Maclean organised the Native Department at Auckland during his term of office and continued as Native Secretary until Maori affairs passed from the hands of the Governor and were brought within the sphere of Parliamentary control. In 1863 he gave up his Government position, went to Hawke's Bay, and presently entered into active politics, a field which gave him wider scope and at any rate freed him from the necessity for consulting the wishes of Governors.
“… There has been a good deal of time occupied by some of the members of the General Assembly, in an investigation of circumstances connected with the introduction of civil institutions into the Waikato district, and some blame imputed to me for the withdrawal of Mr. Fenton, who was sent there as Resident Magistrate. The facts of the case can be summed up in a few words.

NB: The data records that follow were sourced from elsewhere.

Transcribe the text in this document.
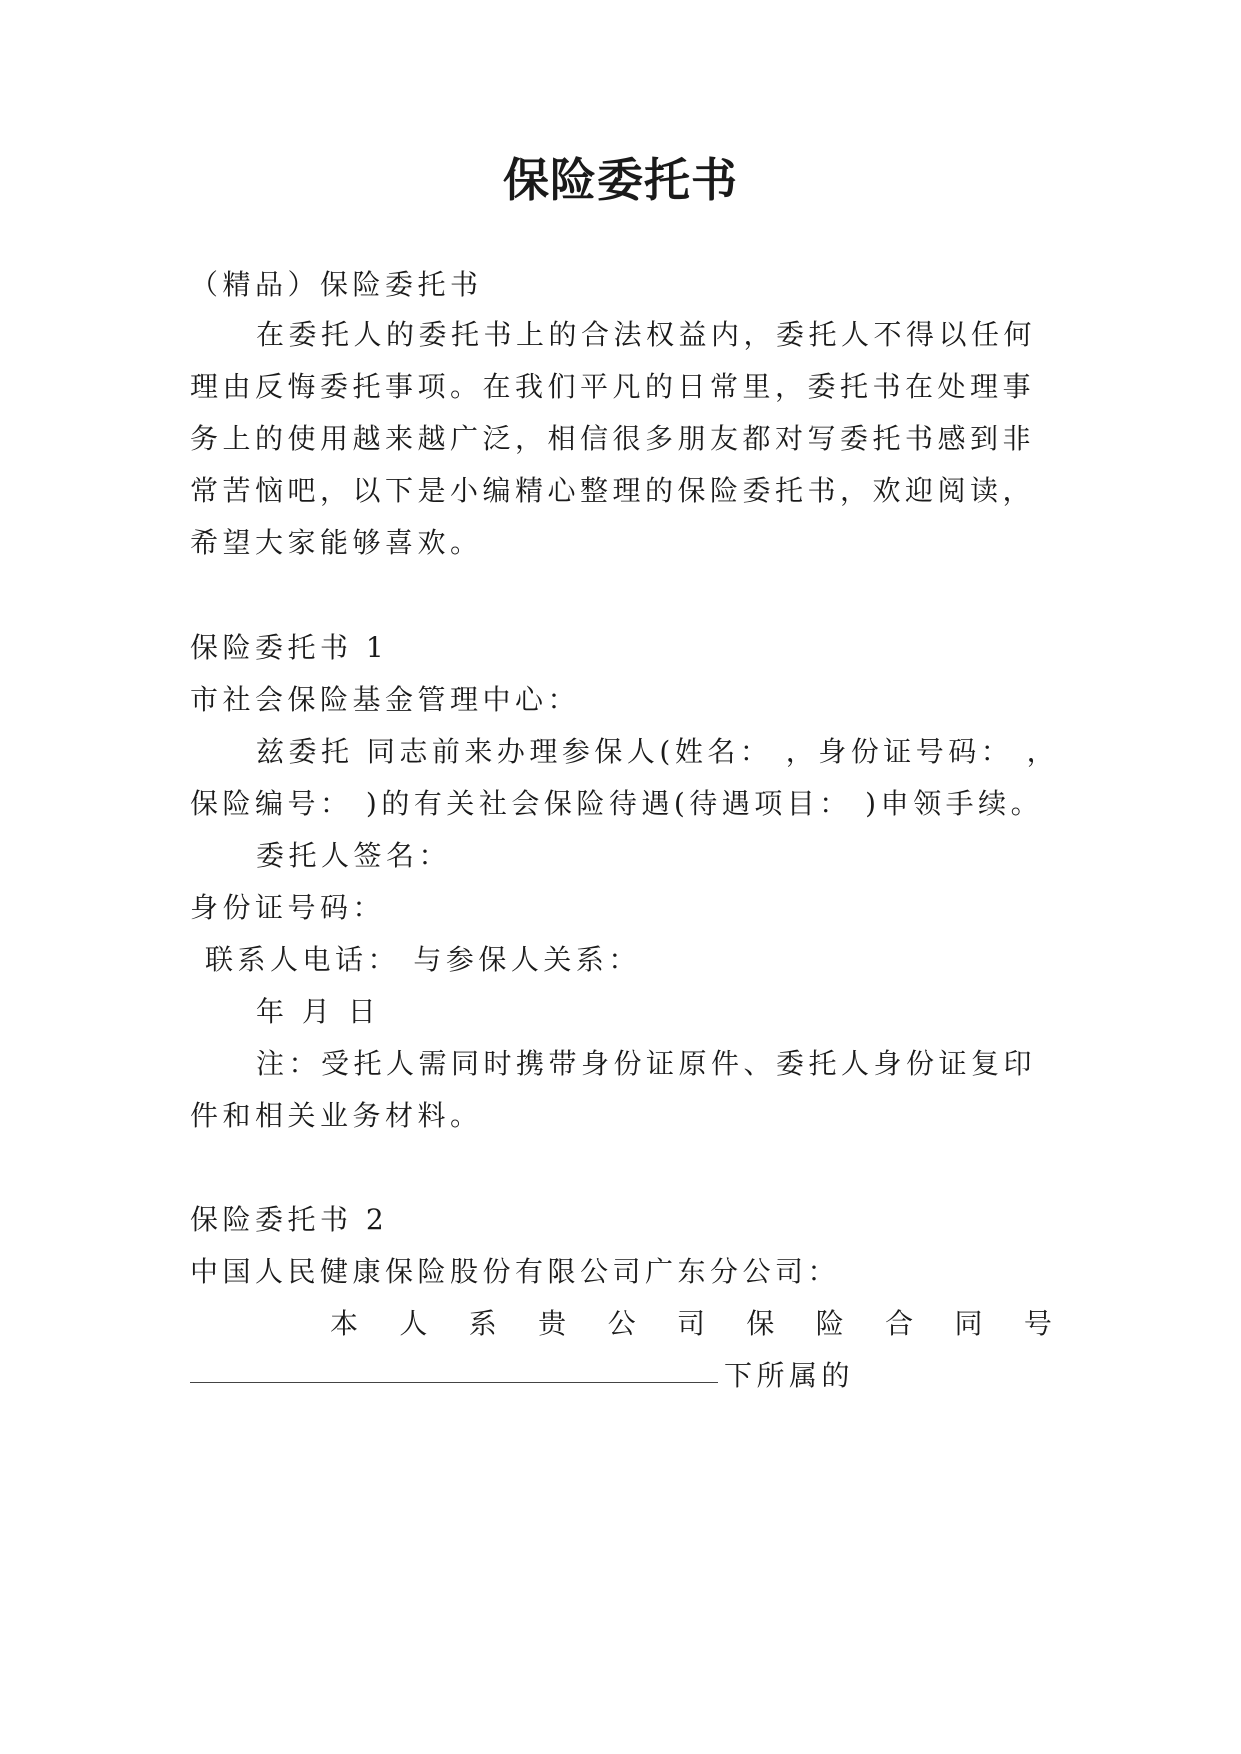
保险委托书
（精品）保险委托书
在委托人的委托书上的合法权益内，委托人不得以任何
理由反悔委托事项。在我们平凡的日常里，委托书在处理事
务上的使用越来越广泛，相信很多朋友都对写委托书感到非
常苦恼吧，以下是小编精心整理的保险委托书，欢迎阅读，
希望大家能够喜欢。
保险委托书 1
市社会保险基金管理中心：
兹委托 同志前来办理参保人(姓名： ，身份证号码： ，
保险编号： )的有关社会保险待遇(待遇项目： )申领手续。
委托人签名：
身份证号码：
联系人电话： 与参保人关系：
年 月 日
注：受托人需同时携带身份证原件、委托人身份证复印
件和相关业务材料。
保险委托书 2
中国人民健康保险股份有限公司广东分公司：
本 人 系 贵 公 司 保 险 合 同 号
下所属的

I was quite favourable to the introduction of such institutions if properly and judiciously initiated, not mere spasmodic efforts, which aimed at the breaking up of the influence of the old chiefs, and disturbing the present social organisations of the tribes however defective, without being prepared to substitute something permanent and reliable to replace those institutions of chieftainships and tribal relations recognised by the people. Moreover, I did not wish the Maori to be made the subject of untried experiments subservient to the ends of party politics, while unprepared to introduce and support a large and comprehensive scheme for their better government, which the circumstances of the Colony very much require, but which the Assembly, until now, has never shewed an earnest willingness to supply. The so-called friends of the Maoris of the present day would not grant £1000 for Native purposes two years ago; although they contribute at least £25,000 to the yearly customs revenue, independent of their contributions in selling us land at a cheap rate, which we retail at a handsome profit. When it suits a party, or political purpose, the natives or the Native Office is found a very convenient stalking horse; but experience proves to me that professions of unbounded generosity in times of war or danger, are not to be relied on as the sincere promptings of the minds of the present Maori sympathisers. However, every well-wisher of the Maori race must hail with satisfaction a spirit of enquiry among the Europeans, as to the Maori question, which must lead to a more full appreciation and just recognition of their social and political rights.”